In 1953, a debonair Perry Como - advertising he was a two-pack-a-day smoker - helped Chesterfield spread the message that "a medical specialist" found no nose, throat, or sinus problems among people smoking its brand for 10 years.
That same year, executives of the major tobacco companies met at the Plaza Hotel in New York with the public-relations firm of Hill & Knowlton to devise a strategy to raise doubts about the growing evidence that smoking was linked to serious medical problems. As a result of the meeting, the industry said it would conduct "independent research."
Starting tomorrow, the Department of Justice will sue the tobacco industry under civil RICO statutes, seeking the largest damages award ever for a US civil suit. The Justice Department will use racketeering charges - which are usually brought against organized crime - to allege that tobacco companies misled the public over the past 50 years. And it will ask a federal judge in Washington to order the industry to pay back $280 billion in past profits - an amount that the industry says would drive it into bankruptcy and that is slightly more than the industry agreed to pay states in their 1998 settlement with attorneys general.
If the Department of Justice is successful, the suit could also result in new restrictions on the behavior of the industry, potentially changing how tobacco is produced, sold, and marketed.
"These other equitable remedies that the court has available to it are very important because they directly address the fundamental behavior of the tobacco industry that is at issue," says William Corr, executive director of the Campaign for Tobacco-Free Kids. "Through those remedies we believe that thousands and millions of lives will be saved."
The tobacco industry, for its part, calls the suit "ill-founded." It argues that the industry has already changed its stripes, now calling cigarettes dangerous and addictive.
Their own websites, for example, have links to organizations that provide information on quitting. And after the state settlement, the industry pulled ads from many youth- oriented magazines, stopped distributing free T-shirts and hats, and eliminated some sponsorships.
It even admits that secondhand smoke is dangerous. "If you look at the injunctive relief and stack it up against the Master Settlement Agreement [the 1998 state settlement], all the issues were taken care of," says Mike Pfeil, vice president of corporate communications at Altria, the parent of Philip Morris, the nation's largest tobacco company.
The new suit, which has taken five years to get to court, almost didn't happen after President Bush was elected. Initially, the administration tried to withhold funds from the Department of Justice to pursue the case.
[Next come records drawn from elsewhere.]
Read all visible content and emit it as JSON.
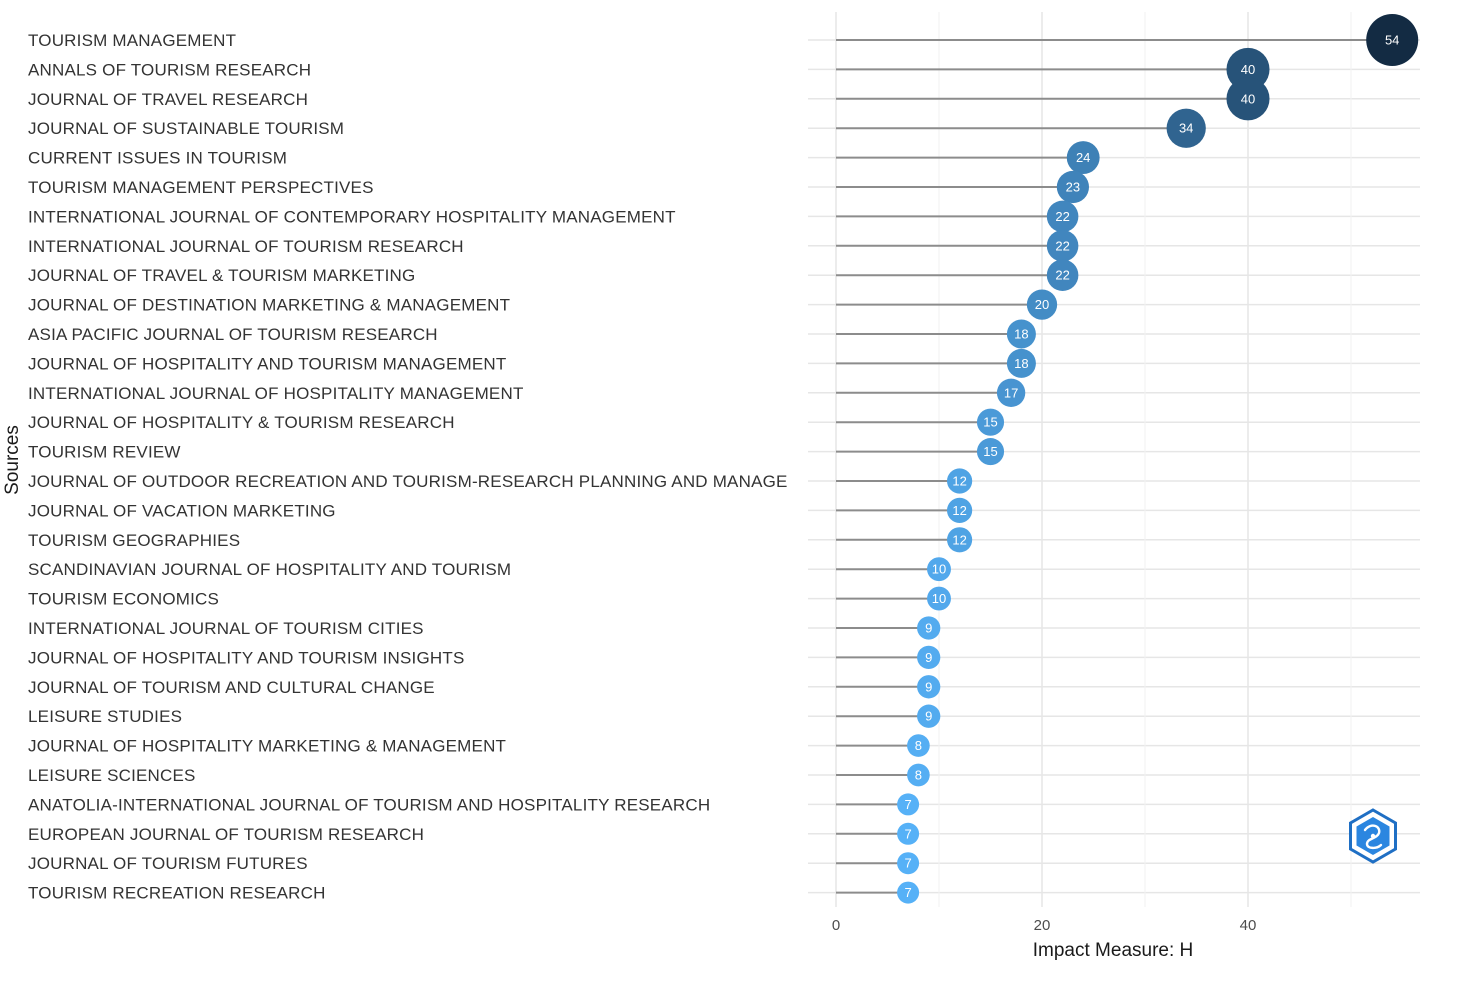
{
  "chart_data": {
    "type": "lollipop",
    "title": "",
    "xlabel": "Impact Measure: H",
    "ylabel": "Sources",
    "xlim": [
      0,
      57
    ],
    "x_ticks": [
      0,
      20,
      40
    ],
    "grid": true,
    "categories": [
      "TOURISM MANAGEMENT",
      "ANNALS OF TOURISM RESEARCH",
      "JOURNAL OF TRAVEL RESEARCH",
      "JOURNAL OF SUSTAINABLE TOURISM",
      "CURRENT ISSUES IN TOURISM",
      "TOURISM MANAGEMENT PERSPECTIVES",
      "INTERNATIONAL JOURNAL OF CONTEMPORARY HOSPITALITY MANAGEMENT",
      "INTERNATIONAL JOURNAL OF TOURISM RESEARCH",
      "JOURNAL OF TRAVEL & TOURISM MARKETING",
      "JOURNAL OF DESTINATION MARKETING & MANAGEMENT",
      "ASIA PACIFIC JOURNAL OF TOURISM RESEARCH",
      "JOURNAL OF HOSPITALITY AND TOURISM MANAGEMENT",
      "INTERNATIONAL JOURNAL OF HOSPITALITY MANAGEMENT",
      "JOURNAL OF HOSPITALITY & TOURISM RESEARCH",
      "TOURISM REVIEW",
      "JOURNAL OF OUTDOOR RECREATION AND TOURISM-RESEARCH PLANNING AND MANAGE",
      "JOURNAL OF VACATION MARKETING",
      "TOURISM GEOGRAPHIES",
      "SCANDINAVIAN JOURNAL OF HOSPITALITY AND TOURISM",
      "TOURISM ECONOMICS",
      "INTERNATIONAL JOURNAL OF TOURISM CITIES",
      "JOURNAL OF HOSPITALITY AND TOURISM INSIGHTS",
      "JOURNAL OF TOURISM AND CULTURAL CHANGE",
      "LEISURE STUDIES",
      "JOURNAL OF HOSPITALITY MARKETING & MANAGEMENT",
      "LEISURE SCIENCES",
      "ANATOLIA-INTERNATIONAL JOURNAL OF TOURISM AND HOSPITALITY RESEARCH",
      "EUROPEAN JOURNAL OF TOURISM RESEARCH",
      "JOURNAL OF TOURISM FUTURES",
      "TOURISM RECREATION RESEARCH"
    ],
    "values": [
      54,
      40,
      40,
      34,
      24,
      23,
      22,
      22,
      22,
      20,
      18,
      18,
      17,
      15,
      15,
      12,
      12,
      12,
      10,
      10,
      9,
      9,
      9,
      9,
      8,
      8,
      7,
      7,
      7,
      7
    ],
    "color_scale": {
      "low": "#56b1f7",
      "high": "#132b43"
    },
    "stem_color": "#8c8c8c",
    "value_label_color": "#ffffff",
    "legend": "none"
  },
  "logo": {
    "name": "bibliometrix-logo-icon"
  }
}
However, Attorney General John Ashcroft changed his mind, and the lawsuit continued.
"It was a unanimous decision by the lawyers who looked at it," says William Schultz, former US deputy attorney general and part of the legal team that filed the lawsuit in 1999.
The case is one of the most expensive ever litigated. According to the Department of Justice, it has spent $135 million so far on the litigation. That is far more than the antitrust suit against Microsoft, which at one point the Justice Department said cost $9 million but other some news reports estimated at $30 million to $60 million.
Much of the expense is from managing and reviewing documents. So far, the government has made available to the defendants 80 million pages of documents that it may use. Philip Morris and R.J. Reynolds estimate they have shown the government 42 million pages.
Even so, Judge Gladys Kessler fined Philip Morris USA $2.75 million this summer for the possible loss of some e-mails by employees.
William Ohlemeyer, associate general counsel of Altria Group, says the lawsuit is easily twice as time consuming as any of its past cases. "More time and more people means more money," he says.
Besides Philip Morris, the other defendants in the case are R.J. Reynolds, Brown & Williamson, Lorillard, British American Tobacco, and Liggett Group.
So far there have been substantial legal skirmishes in pre-trial maneuvers. Judge Kessler has thrown out a key feature of the lawsuit - the government's attempt to be reimbursed for money spent by Medicare to treat tobacco-related diseases. The tobacco companies are also appealing her decision that the government can seek disgorgement of past profits. That decision may come down during the trial.
According to Mr. Ohlemeyer, the government came up with its estimate of possible profits by estimating the amount of money spent by anyone under the age of 21 who smoked five cigarettes a day. This comes to $70 billion. Then, the government estimated the economic benefit to the tobacco companies of having this cash, resulting in a total of $280 billion.
A spokesman for the Department of Justice refused comment since the issue is under litigation.
Tobacco companies maintain that the government would be hard-pressed to prove that every dollar they earned was the result of fraud, especially since cigarette packs have had health warnings on them since 1966. "Not only were our actions completely legal, but much of it was regulated over that period of time," says Mr. Pfeil.
However, the industry will also have to defend its actions, which included raising doubts that cigarettes caused cancer. For example, in 1987, Brennan Moran, a spokeswoman for the Tobacco Institute, one of the non-company defendants in the case, told a Monitor reporter that claims of health problems related to secondhand smoke were "unsubstantiated."
Even as late as 1993, the industry was trying to raise doubts about an EPA report on secondhand smoke. "This is a report which has been criticized by a number of scientists in a number of disciplines," said Ms. Dawson (nee Moran).
Now, Philip Morris among others calls secondhand smoke dangerous.